No free lunch in Bekkersdal, but try the breakfast buffet

At a small
At a small

A bone-chilling winter’s morning is enough to put off voters in Bekkersdal, a community of 47 000 west of Johannesburg.

Sleep was hard the night before. The singing of protesters built up to the petrol-bombing of three tented voting stations. The response was the throaty roar of engines of heavily armoured police and army vehicles.

There is much grumbling and rubbing of bleary, red eyes in the morning queues. At a small, dark and almost claustrophobic Independent Electoral Commission station, the queue starts before the official 7am opening.

People have to stamp their feet and rub their hands together to stay warm. They want to vote.

A few hundred metres away, though, it is still sleep time for Samuel Modise. He eventually gets up at 8am, opening the wooden door to his corrugated-iron shack and stepping outside to stretch.

“It is good to have a holiday,” he says, stifling a big yawn, before going back inside to put on a tight white shirt. Modise will not say where he was last night, but knows all about the action the night before. “Why vote when there are no jobs?”

At 19, he is unemployed and has stopped looking: a discouraged jobseeker in official parlance. Modise left school before he finished – in grade nine – and has done very little since then. “What future can you have with the schools that we have now? They do not give you work.”

The township is situated between Westonaria and Randfontein, in the centre of the world’s richest gold seam. It was founded in 1945 as a labour pool for the growing industry. The mine shafts are numerous, and a cluster rises into the sky a kilometre from Modise’s house. This is where his neighbours work – the older ones.

By the time Modise wakes up his immediate neighbours have already voted. He says his generation has no chance: they are not educated enough to get good jobs, but are unable to do manual labour in the mines because they only look out for those who already have jobs.

“This is the system and the parties give us nothing and do not listen to us.” He gives a casual shrug when he says this, not getting worked up over the injustice.

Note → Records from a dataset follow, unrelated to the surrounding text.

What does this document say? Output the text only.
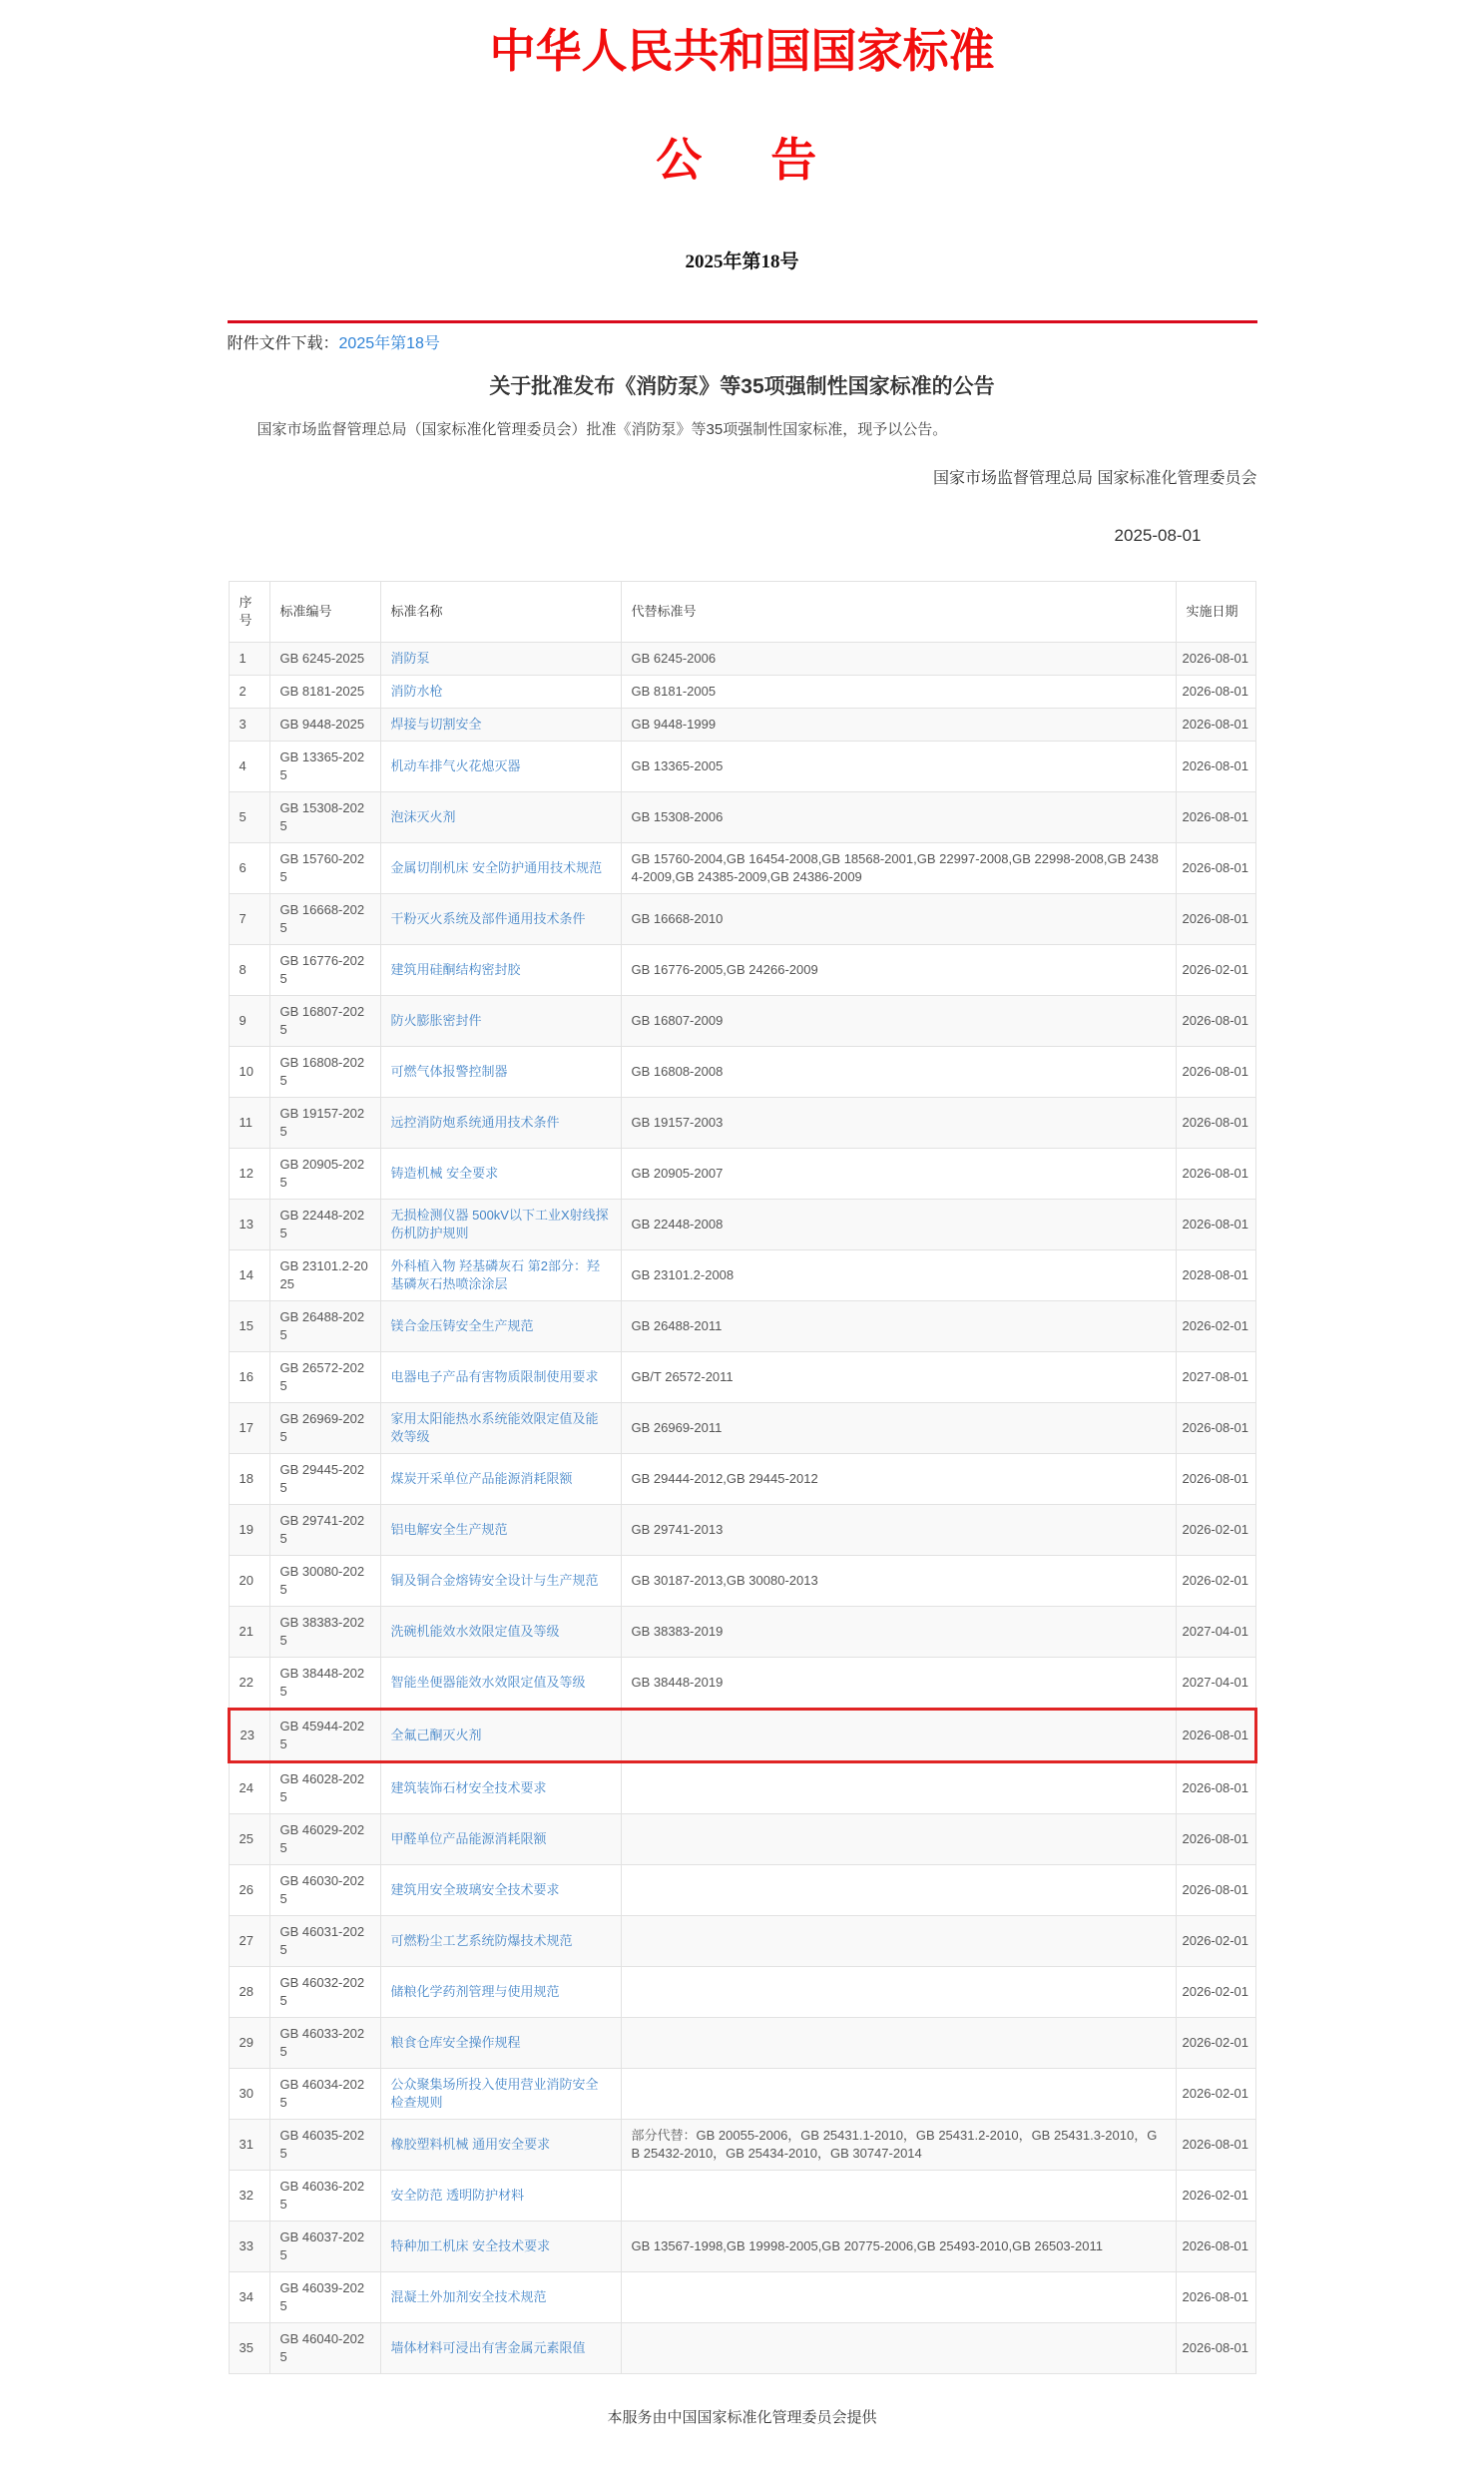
中华人民共和国国家标准
公　告
2025年第18号
附件文件下载：2025年第18号
关于批准发布《消防泵》等35项强制性国家标准的公告

国家市场监督管理总局（国家标准化管理委员会）批准《消防泵》等35项强制性国家标准，现予以公告。

国家市场监督管理总局 国家标准化管理委员会
2025-08-01
序号	标准编号	标准名称	代替标准号	实施日期
1	GB 6245-2025	消防泵	GB 6245-2006	2026-08-01
2	GB 8181-2025	消防水枪	GB 8181-2005	2026-08-01
3	GB 9448-2025	焊接与切割安全	GB 9448-1999	2026-08-01
4	GB 13365-2025	机动车排气火花熄灭器	GB 13365-2005	2026-08-01
5	GB 15308-2025	泡沫灭火剂	GB 15308-2006	2026-08-01
6	GB 15760-2025	金属切削机床 安全防护通用技术规范	GB 15760-2004,GB 16454-2008,GB 18568-2001,GB 22997-2008,GB 22998-2008,GB 24384-2009,GB 24385-2009,GB 24386-2009	2026-08-01
7	GB 16668-2025	干粉灭火系统及部件通用技术条件	GB 16668-2010	2026-08-01
8	GB 16776-2025	建筑用硅酮结构密封胶	GB 16776-2005,GB 24266-2009	2026-02-01
9	GB 16807-2025	防火膨胀密封件	GB 16807-2009	2026-08-01
10	GB 16808-2025	可燃气体报警控制器	GB 16808-2008	2026-08-01
11	GB 19157-2025	远控消防炮系统通用技术条件	GB 19157-2003	2026-08-01
12	GB 20905-2025	铸造机械 安全要求	GB 20905-2007	2026-08-01
13	GB 22448-2025	无损检测仪器 500kV以下工业X射线探伤机防护规则	GB 22448-2008	2026-08-01
14	GB 23101.2-2025	外科植入物 羟基磷灰石 第2部分：羟基磷灰石热喷涂涂层	GB 23101.2-2008	2028-08-01
15	GB 26488-2025	镁合金压铸安全生产规范	GB 26488-2011	2026-02-01
16	GB 26572-2025	电器电子产品有害物质限制使用要求	GB/T 26572-2011	2027-08-01
17	GB 26969-2025	家用太阳能热水系统能效限定值及能效等级	GB 26969-2011	2026-08-01
18	GB 29445-2025	煤炭开采单位产品能源消耗限额	GB 29444-2012,GB 29445-2012	2026-08-01
19	GB 29741-2025	铝电解安全生产规范	GB 29741-2013	2026-02-01
20	GB 30080-2025	铜及铜合金熔铸安全设计与生产规范	GB 30187-2013,GB 30080-2013	2026-02-01
21	GB 38383-2025	洗碗机能效水效限定值及等级	GB 38383-2019	2027-04-01
22	GB 38448-2025	智能坐便器能效水效限定值及等级	GB 38448-2019	2027-04-01
23	GB 45944-2025	全氟己酮灭火剂		2026-08-01
24	GB 46028-2025	建筑装饰石材安全技术要求		2026-08-01
25	GB 46029-2025	甲醛单位产品能源消耗限额		2026-08-01
26	GB 46030-2025	建筑用安全玻璃安全技术要求		2026-08-01
27	GB 46031-2025	可燃粉尘工艺系统防爆技术规范		2026-02-01
28	GB 46032-2025	储粮化学药剂管理与使用规范		2026-02-01
29	GB 46033-2025	粮食仓库安全操作规程		2026-02-01
30	GB 46034-2025	公众聚集场所投入使用营业消防安全检查规则		2026-02-01
31	GB 46035-2025	橡胶塑料机械 通用安全要求	部分代替：GB 20055-2006，GB 25431.1-2010，GB 25431.2-2010，GB 25431.3-2010，GB 25432-2010，GB 25434-2010，GB 30747-2014	2026-08-01
32	GB 46036-2025	安全防范 透明防护材料		2026-02-01
33	GB 46037-2025	特种加工机床 安全技术要求	GB 13567-1998,GB 19998-2005,GB 20775-2006,GB 25493-2010,GB 26503-2011	2026-08-01
34	GB 46039-2025	混凝土外加剂安全技术规范		2026-08-01
35	GB 46040-2025	墙体材料可浸出有害金属元素限值		2026-08-01
本服务由中国国家标准化管理委员会提供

His generation has a 50% unemployment rate – the third highest in the world after the spectacularly collapsed economies of Spain and Greece. Given repeated options to register to vote, Modise chose not to. Only a third of the 1.9-million “born-frees” did.

Modise sees no point. Instead, he relies on the grant that his grandmother receives every month.

For supper Modise walks 2km down the dusty roads of the informal section of Bekkersdal to his granny’s RDP house.

But today he has a scheme for a good breakfast, and puts on another layer of clothing before heading off on a tour of the voting stations.

Each party has laid on a spread of piping hot coffee and thick chunks of bread at their tables, luring in voters. For Modise, election day does come with slices of happiness.